A trust will avoid probate on all of the assets owned by the trust. A trust is a legal relationship in which you transfer property to a trustee for the benefit of one or more beneficiaries. In most cases, the individual who creates the trust also acts as trustee. The trust document details the duration of the trust, the powers and duties given to the trustee, the time and manner of the distribution of the trust assets and the rights of the beneficiaries. The trust is then administered by and for the benefit of the individual who created the trust. This type of trust is "revocable" which means the individual who created the trust can amend or terminate the trust at any time.
A trust has many advantages over a will. Most importantly, a trust provides you with greater flexibility in planning your estate since a trust can be set up to meet your unique objectives. A trust is much more difficult to challenge than a will and provides you and your family with greater privacy since a trust does not become a public record.

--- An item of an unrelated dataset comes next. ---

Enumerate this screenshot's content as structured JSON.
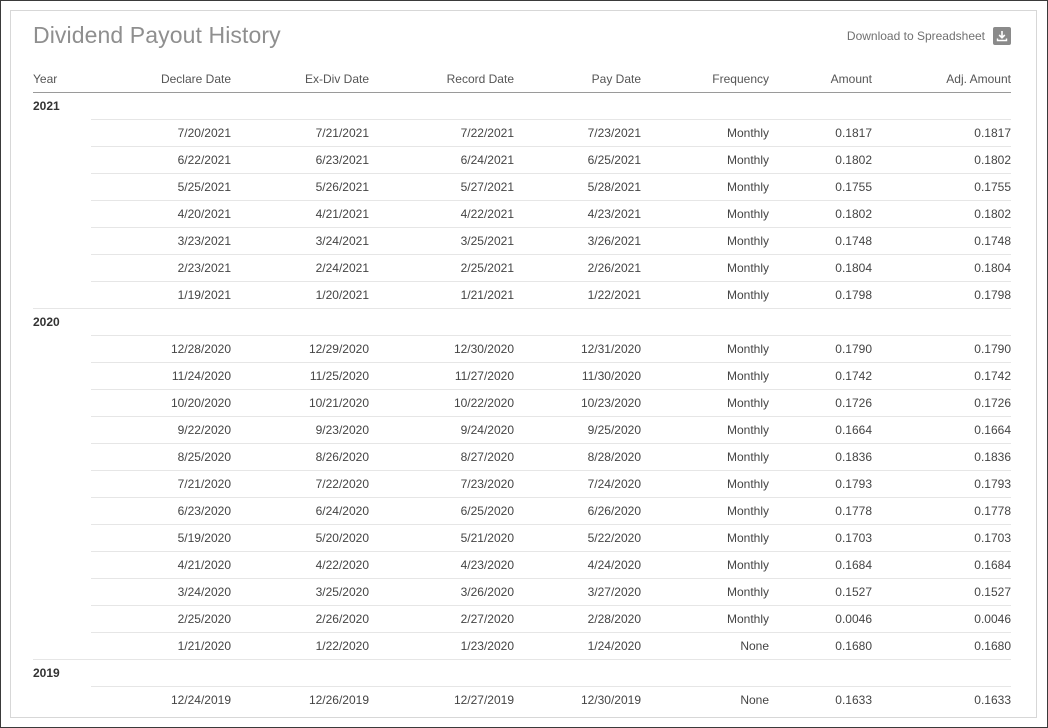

Your trust can specify how assets are distributed and in what manner. For example, a trust can be set up so that your spouse has the use of your assets during his or her lifetime but upon death, the funds are distributed to persons or charities chosen by you. If you plan to leave money to minor children, a trust can be drafted to allow for distributions on behalf of minors for certain expenses, such as education, support and health care costs, while keeping the principal in trust until the beneficiary reaches an age when the money can be distributed outright.
A trust allows the creator of the trust to plan for disability without court involvement. A successor trustee is named who can act in place of the creator of the trust if he or she becomes disabled and is unable to manage his or her affairs. A will, however, does not take effect until death. Without a trust, a guardian must be appointed by the court to administer the assets for the benefit of the disabled person. Guardianship requires court supervision and approval for all expenditures made on behalf of the disabled person. Procedures for appointing a guardian vary from state to state.
A popular misconception is that you don't need a will if you have all of your assets in joint tenancy or in a pay-on-death account so that the balance of the account is paid to the co-owner or designated beneficiary upon the account owner's death. These assets pass directly to the co-owner or named beneficiary upon death. There is no probate required on the death of the first owner but a probate will take place on the death of the second owner. One significant drawback to this option is that the surviving spouse has the power to control the disposition of all of the couple's assets. The favorite charity or family of the first spouse to die may end up receiving nothing.